Leader: Our educational system is failing working class boys

What the Sutton Trust calls “Missing Talent” is especially prevalent among the white working class, whose educational performance is worse than any other demographic group’s.

By New Statesman

The educational underachievement of the most disadvantaged children in England is a disgrace. A new report from the Sutton Trust, published on 3 June, makes clear the scale of the problem: children who grow up in poor homes have less than half as much chance of getting top GCSE grades as those from other families. Boys from disadvantaged backgrounds perform especially poorly, including many of those who thrive at primary school but later flounder. Indeed, over a third of boys on free school meals who are in the top 10 per cent of performers at the age of 11 have, by the age of 16, fallen outside the top 25 per cent. Something is going very wrong – and needs urgently to be addressed.

What the Sutton Trust calls “Missing Talent” is especially prevalent among the white working class, whose educational performance is worse than any other demographic group’s. While just 28.3 per cent of white boys eligible for free school meals earn five good GCSEs, at least 39 per cent of mixed-race, Asian and black boys do so. This is an indictment of the support that struggling white, working-class pupils receive. The situation is particularly bad in the north and the Midlands, where eight out of the ten worst-performing local authorities identified by the Sutton Trust are located.

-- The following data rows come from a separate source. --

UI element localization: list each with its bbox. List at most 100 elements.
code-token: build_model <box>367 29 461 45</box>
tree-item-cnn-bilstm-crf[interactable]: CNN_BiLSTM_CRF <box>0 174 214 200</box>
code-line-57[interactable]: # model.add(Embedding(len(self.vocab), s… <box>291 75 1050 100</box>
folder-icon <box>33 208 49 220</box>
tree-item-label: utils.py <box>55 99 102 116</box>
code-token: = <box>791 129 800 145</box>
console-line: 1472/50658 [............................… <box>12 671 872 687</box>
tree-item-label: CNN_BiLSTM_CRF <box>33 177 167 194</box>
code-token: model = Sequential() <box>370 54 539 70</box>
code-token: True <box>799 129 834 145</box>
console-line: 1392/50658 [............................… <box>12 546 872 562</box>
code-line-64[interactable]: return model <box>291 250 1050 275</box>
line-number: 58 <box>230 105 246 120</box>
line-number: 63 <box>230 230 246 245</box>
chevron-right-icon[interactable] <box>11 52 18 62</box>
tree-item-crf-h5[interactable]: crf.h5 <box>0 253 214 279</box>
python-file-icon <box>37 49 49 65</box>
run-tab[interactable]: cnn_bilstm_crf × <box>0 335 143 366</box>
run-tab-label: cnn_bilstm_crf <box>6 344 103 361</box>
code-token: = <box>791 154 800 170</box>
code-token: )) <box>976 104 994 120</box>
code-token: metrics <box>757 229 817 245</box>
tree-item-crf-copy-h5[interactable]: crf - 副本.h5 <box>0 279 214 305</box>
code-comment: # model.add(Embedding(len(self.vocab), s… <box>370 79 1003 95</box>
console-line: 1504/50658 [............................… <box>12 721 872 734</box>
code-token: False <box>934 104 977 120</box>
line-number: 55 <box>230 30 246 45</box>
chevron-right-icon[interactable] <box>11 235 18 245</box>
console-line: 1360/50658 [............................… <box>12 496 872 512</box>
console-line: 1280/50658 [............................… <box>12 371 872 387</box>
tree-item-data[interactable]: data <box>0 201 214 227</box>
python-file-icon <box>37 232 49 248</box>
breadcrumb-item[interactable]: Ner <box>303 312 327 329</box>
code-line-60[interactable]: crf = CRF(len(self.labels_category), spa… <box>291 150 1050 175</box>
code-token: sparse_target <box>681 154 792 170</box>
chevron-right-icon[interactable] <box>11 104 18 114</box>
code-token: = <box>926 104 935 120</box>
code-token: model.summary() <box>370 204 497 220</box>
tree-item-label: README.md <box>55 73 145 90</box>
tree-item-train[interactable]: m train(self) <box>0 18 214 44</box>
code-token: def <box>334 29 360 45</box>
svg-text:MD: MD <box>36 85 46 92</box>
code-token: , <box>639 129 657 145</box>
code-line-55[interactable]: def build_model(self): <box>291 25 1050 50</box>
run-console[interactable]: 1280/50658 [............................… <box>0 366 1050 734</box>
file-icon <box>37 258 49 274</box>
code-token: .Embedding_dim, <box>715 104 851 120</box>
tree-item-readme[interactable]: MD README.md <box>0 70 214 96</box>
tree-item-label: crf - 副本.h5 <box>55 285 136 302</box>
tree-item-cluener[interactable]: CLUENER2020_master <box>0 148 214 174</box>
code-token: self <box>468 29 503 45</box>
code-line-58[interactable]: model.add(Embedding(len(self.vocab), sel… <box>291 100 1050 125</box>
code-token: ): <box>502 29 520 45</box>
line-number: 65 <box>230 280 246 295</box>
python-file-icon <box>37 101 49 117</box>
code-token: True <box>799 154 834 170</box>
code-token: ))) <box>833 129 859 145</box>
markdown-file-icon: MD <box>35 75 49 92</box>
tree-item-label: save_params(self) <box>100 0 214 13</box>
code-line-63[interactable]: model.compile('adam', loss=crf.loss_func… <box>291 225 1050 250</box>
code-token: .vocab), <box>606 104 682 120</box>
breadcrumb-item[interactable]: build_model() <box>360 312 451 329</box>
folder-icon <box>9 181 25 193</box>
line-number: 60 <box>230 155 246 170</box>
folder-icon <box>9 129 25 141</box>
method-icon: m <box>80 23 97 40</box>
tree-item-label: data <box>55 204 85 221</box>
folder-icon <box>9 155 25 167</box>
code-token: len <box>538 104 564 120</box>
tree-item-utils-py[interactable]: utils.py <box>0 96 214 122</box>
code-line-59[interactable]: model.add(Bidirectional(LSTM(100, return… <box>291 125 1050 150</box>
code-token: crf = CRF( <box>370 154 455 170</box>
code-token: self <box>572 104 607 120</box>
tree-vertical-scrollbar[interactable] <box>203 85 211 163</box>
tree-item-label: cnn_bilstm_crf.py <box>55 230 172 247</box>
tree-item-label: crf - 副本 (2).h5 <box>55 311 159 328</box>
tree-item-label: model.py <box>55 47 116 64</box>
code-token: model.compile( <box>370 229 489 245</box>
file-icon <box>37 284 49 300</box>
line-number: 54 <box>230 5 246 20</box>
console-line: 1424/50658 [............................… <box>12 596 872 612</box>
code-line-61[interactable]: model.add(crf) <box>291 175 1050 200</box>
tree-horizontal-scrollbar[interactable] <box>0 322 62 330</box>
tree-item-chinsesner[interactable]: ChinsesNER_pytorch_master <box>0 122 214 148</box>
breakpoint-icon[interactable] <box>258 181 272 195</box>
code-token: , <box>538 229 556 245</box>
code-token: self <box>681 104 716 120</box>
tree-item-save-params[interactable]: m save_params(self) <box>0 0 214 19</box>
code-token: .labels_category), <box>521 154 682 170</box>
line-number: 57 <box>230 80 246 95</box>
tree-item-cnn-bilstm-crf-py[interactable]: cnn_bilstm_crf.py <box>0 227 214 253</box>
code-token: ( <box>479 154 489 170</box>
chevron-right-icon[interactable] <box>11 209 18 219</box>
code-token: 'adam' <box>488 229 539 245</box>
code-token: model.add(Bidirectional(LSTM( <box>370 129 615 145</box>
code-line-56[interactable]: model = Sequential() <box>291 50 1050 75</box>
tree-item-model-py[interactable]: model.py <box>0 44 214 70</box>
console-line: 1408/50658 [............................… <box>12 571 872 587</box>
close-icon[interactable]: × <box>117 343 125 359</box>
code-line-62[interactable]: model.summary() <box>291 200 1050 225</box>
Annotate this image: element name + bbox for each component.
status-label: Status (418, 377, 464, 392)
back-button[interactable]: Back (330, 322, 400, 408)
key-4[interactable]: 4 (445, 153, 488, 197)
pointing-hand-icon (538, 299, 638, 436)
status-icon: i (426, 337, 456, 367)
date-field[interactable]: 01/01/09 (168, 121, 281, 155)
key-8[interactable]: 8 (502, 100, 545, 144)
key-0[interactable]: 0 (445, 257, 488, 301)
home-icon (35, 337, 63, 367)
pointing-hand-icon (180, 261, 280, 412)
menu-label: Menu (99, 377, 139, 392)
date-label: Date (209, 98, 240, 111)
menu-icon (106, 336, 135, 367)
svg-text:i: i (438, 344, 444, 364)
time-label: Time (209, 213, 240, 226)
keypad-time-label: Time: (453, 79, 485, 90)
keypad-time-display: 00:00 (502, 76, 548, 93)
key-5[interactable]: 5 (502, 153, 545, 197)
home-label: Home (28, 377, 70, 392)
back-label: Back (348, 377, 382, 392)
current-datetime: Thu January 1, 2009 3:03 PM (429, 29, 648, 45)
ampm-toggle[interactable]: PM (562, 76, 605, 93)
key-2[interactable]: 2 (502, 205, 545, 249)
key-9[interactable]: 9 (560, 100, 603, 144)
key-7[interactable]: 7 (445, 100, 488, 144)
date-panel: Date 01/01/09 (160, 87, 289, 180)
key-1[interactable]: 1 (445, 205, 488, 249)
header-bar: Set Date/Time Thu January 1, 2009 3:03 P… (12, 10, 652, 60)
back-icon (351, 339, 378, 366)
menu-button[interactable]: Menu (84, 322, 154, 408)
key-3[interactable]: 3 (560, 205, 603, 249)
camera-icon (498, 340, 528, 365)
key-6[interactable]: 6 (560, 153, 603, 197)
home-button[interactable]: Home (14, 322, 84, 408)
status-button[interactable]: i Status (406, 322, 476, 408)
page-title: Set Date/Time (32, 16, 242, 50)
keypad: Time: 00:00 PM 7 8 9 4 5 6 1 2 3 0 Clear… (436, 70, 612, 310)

Meanwhile, state education in London provides an astounding contrast. It is easily forgotten just how poor many of the capital’s schools were when Labour came to power in 1997. But today state schools in London comfortably outperform those in the rest of England. The growing economic power of the capital has helped, of course. So, too, has immigration, which not only brings children from highly motivated families into the system but also helps to create a culture of hard work and ambition: white British children in London state schools are outperforming those in the rest of England.

London benefited from politicians’ recognition of how bad its schools had become. Nearly every initiative designed to enhance state education since 1997 – including the introduction of the academies programme; Teach First, which fast-tracks talented graduates into difficult or failing schools; and the London Challenge, which concentrated on raising the quality of leadership – has given the capital top priority at the expense of the rest of the country. Lamentably, it is only this September that Teach First will expand into some rural and coastal areas such as Great Yarmouth. Small wonder that Michael Wilshaw, the Chief Inspector of Schools for England and head of Oftsed, warned in 2013 that underperforming pupils in many market and seaside towns were “invisible”.

Perhaps the most important lesson of the success of London’s schools is to put ideology and dogma aside: what matters is what works. However, even more vital than pragmatism is to enhance the prestige of teachers, so that the profession can attract the most capable graduates. In Finland, which records the best school results of any country in Europe, teacher training colleges admit only those whose exam results are in the top third. As things stand and as the Sutton Trust reminds us, the correlation between poverty, geography and educational underachievement diminishes us all.